For the BSE Sensex, its reported EPS has grown at 9.1% over the last 10 years. When we look at the BSE500, its EPS has grown at 8.9% over the same period. Over a 20-year period, the Sensex EPS has grown at a higher 11.6%. We have to keep in mind here that there is a link between nominal GDP growth and earnings growth for corporates and historically they have been closely aligned. Since nominal GDP growth consists of real growth plus inflation, this reporting would not be complete without adding the inflation numbers during this period. The cumulative CPI inflation over the last 10 years (Sep 2023 is the end date) is 4.9% per annum while CPI inflation over the 20-year period is 6.6% per annum. For the inflation calculation, we have used 2 datasets. Data from 2003 – 2011 has been sourced from the Labor Bureau, Govt. of India, which publishes CPI for Industrial workers. Data from 2012 to 2023 has been sourced from CPI numbers released by the Ministry of Statistics and Program Implementation. We have done this in order to have meaningful longer-term data.

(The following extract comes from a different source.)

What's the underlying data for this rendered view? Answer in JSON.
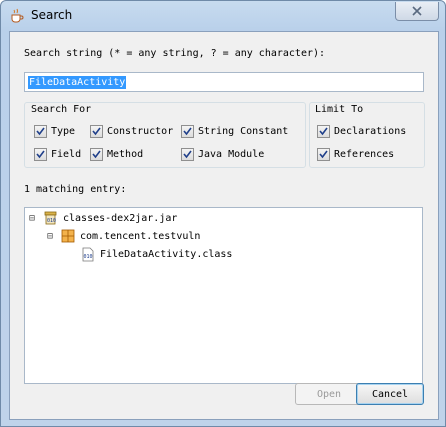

What one can conclude from this data is that the last 10 years has seen slower earnings growth than the past and while some is due to lower inflation, some of it is due to slower economic growth. Reasons one can think of, for lower growth in the last 10 years, is some unexpected events like demonetisation, the ILFS crisis and the covid lockdowns. However, the last 10 years also saw some significant reforms like GST, Insolvency and Bankruptcy Code (IBC) and RERA. We also saw a clean-up of the banking sector, which allows banks to adequately fund the future growth of the economy. We therefore expect future economic and corporate growth to revert to the mean and grow at a faster pace than it has done over the last 10 years.

While the EPS growth for the Sensex is 9.1%, the price growth for the index is 12.4% per annum over the last 10 years. The PE of the Sensex was 17.6 ten years ago and it is now 23.7. Over the last 30 years the Sensex has traded between 16.2x and 23.6x earnings at the median of the lows and the highs. So, over the last 10 years, price growth has outstripped earnings growth as the Sensex has moved from the lower end of the valuation range to the higher end of the range. It is likely that much of the rerating of the Indian markets is over and future growth in the index will be more linked to the earnings growth reported in the future.